Muita sorte, amor e sonhos realizados para as duas, Divirtam-se e riam juntas, continuem seus esforços que tanto admiro e vou ficar sempre aqui, de olhos abertos para aplaudir cada vitória. Parabéns! Feliz aniversário!!! 


   Javier

Afasto a cortina pesada apenas o bastante para olhar a vista, pensar que um dia eu já amei e admirei a beleza do vilarejo, fico tentando encontrar razão para voltar a admirar o verde triunfante da vegetação contrastando com os telhados de barro das construções. Cada uma daquelas pessoas que segue suas vidas me conhece. Todos eles são testemunhas do passado, testemunhas da decadência dos Ruiz, cada palmo de tudo que cerca, a colina, a mansão, as pequenas casas e toda terra que me cerca, tudo é meu e só queria fazer desaparecer.

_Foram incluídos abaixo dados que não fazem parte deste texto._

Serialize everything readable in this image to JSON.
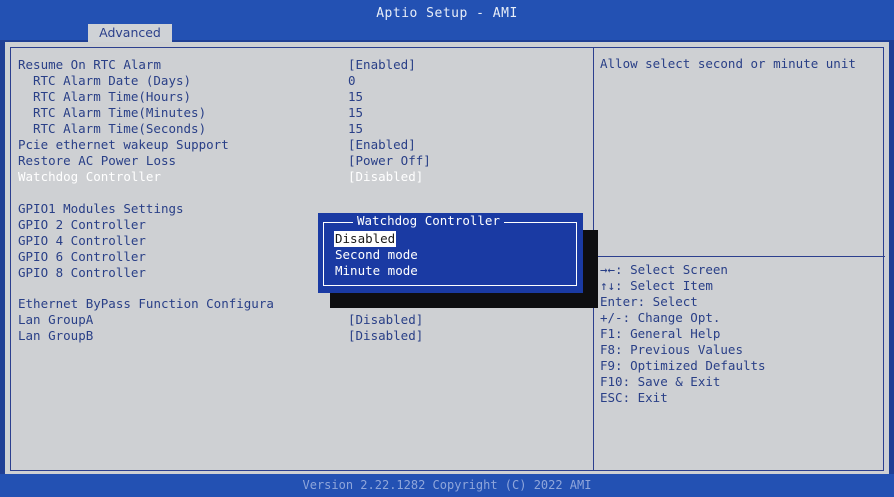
{
  "app": {
    "title": "Aptio Setup - AMI",
    "active_tab": "Advanced"
  },
  "settings": [
    {
      "label": "Resume On RTC Alarm",
      "value": "[Enabled]",
      "indent": 0
    },
    {
      "label": "RTC Alarm Date (Days)",
      "value": "0",
      "indent": 1
    },
    {
      "label": "RTC Alarm Time(Hours)",
      "value": "15",
      "indent": 1
    },
    {
      "label": "RTC Alarm Time(Minutes)",
      "value": "15",
      "indent": 1
    },
    {
      "label": "RTC Alarm Time(Seconds)",
      "value": "15",
      "indent": 1
    },
    {
      "label": "Pcie ethernet wakeup Support",
      "value": "[Enabled]",
      "indent": 0
    },
    {
      "label": "Restore AC Power Loss",
      "value": "[Power Off]",
      "indent": 0
    },
    {
      "label": "Watchdog Controller",
      "value": "[Disabled]",
      "indent": 0,
      "selected": true
    },
    {
      "label": "",
      "value": ""
    },
    {
      "label": "GPIO1 Modules Settings",
      "value": "",
      "indent": 0
    },
    {
      "label": "GPIO 2 Controller",
      "value": "",
      "indent": 0
    },
    {
      "label": "GPIO 4 Controller",
      "value": "",
      "indent": 0
    },
    {
      "label": "GPIO 6 Controller",
      "value": "",
      "indent": 0
    },
    {
      "label": "GPIO 8 Controller",
      "value": "",
      "indent": 0
    },
    {
      "label": "",
      "value": ""
    },
    {
      "label": "Ethernet ByPass Function Configura",
      "value": "",
      "indent": 0
    },
    {
      "label": "Lan GroupA",
      "value": "[Disabled]",
      "indent": 0
    },
    {
      "label": "Lan GroupB",
      "value": "[Disabled]",
      "indent": 0
    }
  ],
  "help": {
    "text": "Allow select second or minute unit"
  },
  "keys": [
    "→←: Select Screen",
    "↑↓: Select Item",
    "Enter: Select",
    "+/-: Change Opt.",
    "F1: General Help",
    "F8: Previous Values",
    "F9: Optimized Defaults",
    "F10: Save & Exit",
    "ESC: Exit"
  ],
  "popup": {
    "title": "Watchdog Controller",
    "options": [
      {
        "label": "Disabled",
        "selected": true
      },
      {
        "label": "Second mode",
        "selected": false
      },
      {
        "label": "Minute mode",
        "selected": false
      }
    ]
  },
  "footer": {
    "text": "Version 2.22.1282 Copyright (C) 2022 AMI"
  },
  "colors": {
    "header_blue": "#2351b3",
    "panel_gray": "#ced0d3",
    "text_blue": "#293f87",
    "popup_blue": "#1a3aa3"
  }
}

Posso ouvir com clareza a voz de minha avó berrando da varanda enquanto eu corria pela colina com os cães em todas as férias de verão, mamãe aproveitava as férias na colina para cozinhar com minha avó, detestava partir no fim das férias, voltar para Barcelona e a vida de menino preso a um apartamento luxuoso quase sem ver meu pai apenas esperando pelas férias. Rosália preferia Barcelona, sentávamos lado a lado no carro e depois no avião, ela cinco anos mais velha e cheia de vida, voltava com um sorriso no rosto, desesperada para rever os amigos eu de rosto fechado desejando desesperadamente ficar com meus avós na casa da colina.

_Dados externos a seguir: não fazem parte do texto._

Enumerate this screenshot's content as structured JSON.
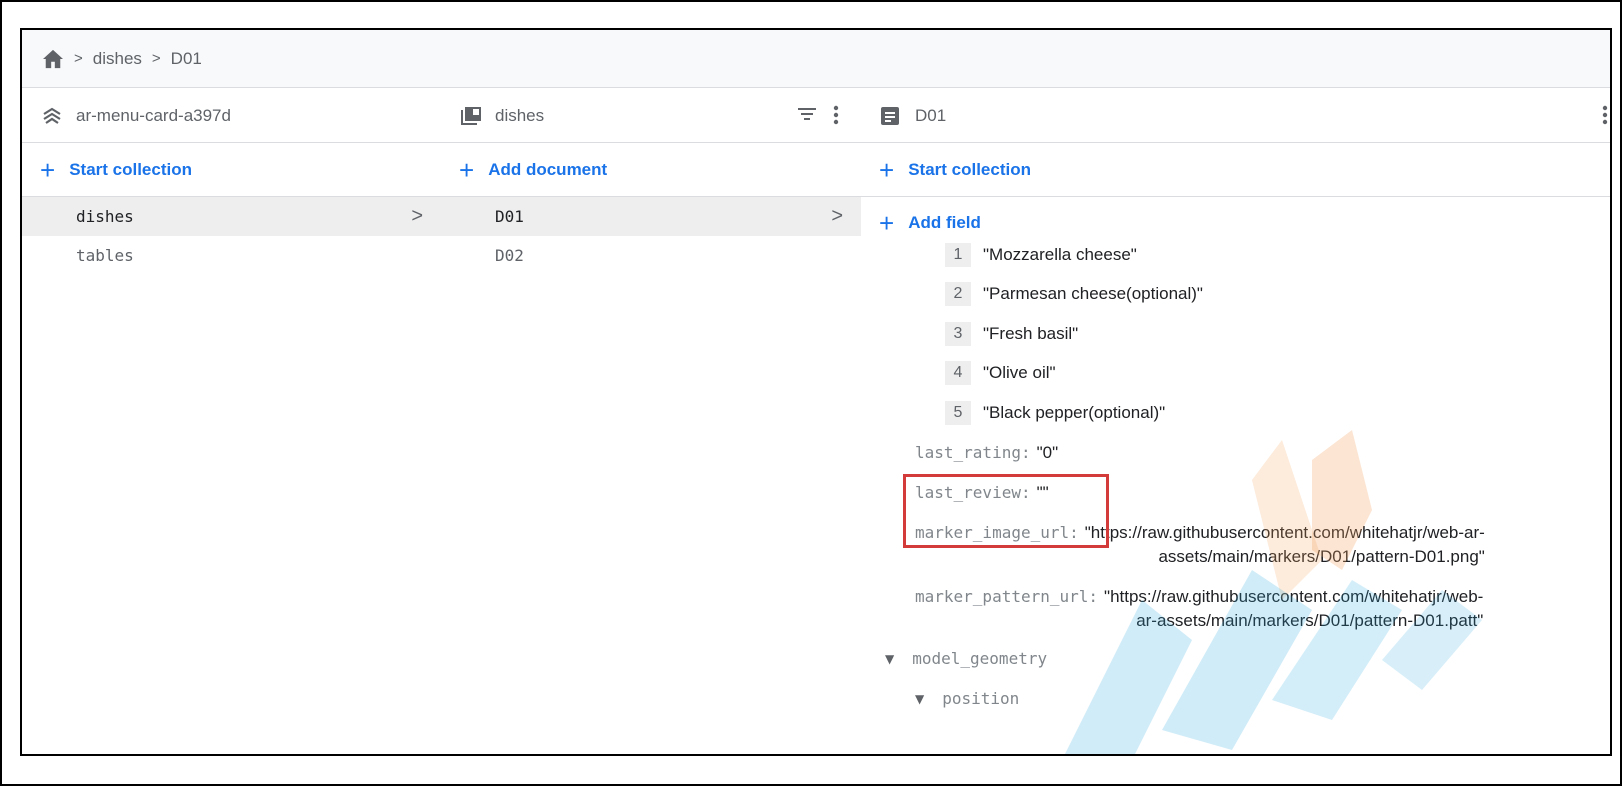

Nossas vidas tomaram rumos diferentes, meus avós morreram um depois do outro e antes dos meus doze anos, a casa da colina estava vazia e triste. Rosalia nunca teve muita responsabilidade, eu tinha pouco mais de dezenove anos quando sua filha nasceu. 

Meu peito se rasga ao me lembrar do sorriso do bebê mais lindo que já existiu, mamãe passava todo tempo livre paparicando a neta, o namoro de Rosália com o pai de Esther é claro que não deu certo e ele se perdeu no mundo e eu, garoto de quase vinte anos, sentia como se fosse responsável por ela.

Na família Ruiz, são os homens a tomar a frente das responsabilidades e do trabalho, mulheres nunca tomaram decisões e quando fiz dezenove e meu pai faleceu sem ter a chance de conhecer a neta, o que restou foi ajudar mamãe a cuidar dos negócios, era ela a cuidar de tudo enquanto eu fazia pose de chefe de família e minha irmã e a filha viviam presas ao peso do julgamento de mamãe que sempre foi mais dura que meu pai.

Maria Pina era uma mulher forte e me treinou com mãos de ferro, quanto mais se aproximava de mim, mas se afastava da aventureira Rosália e a pequena Esther, eu fui me deixando levar pela mão pesada de minha mãe, eu não podia ter sido tão duro, tudo teria sido diferente se eu tivesse sido maleável, mas eu não fui.

Viver mergulhado nas lembranças, amarrado a dores agora não mais físicas, essas estão indo embora e eu odeio que meu corpo, ainda que lentamente e cheio de marcas se recuperou, eu devia ter terminado como elas, é o que queria, é o que merecia. A alma sangra e o que restou foi amargura, frieza e raiva.

Me afasto da visão do vale abaixo, volto para a meia luz do quarto corro os olhos pelo ambiente pensando que essa casa morreu com vovó. Agora é habitada pelo último Ruiz vivo, um fantasma a perambular por velhas e trágicas lembranças.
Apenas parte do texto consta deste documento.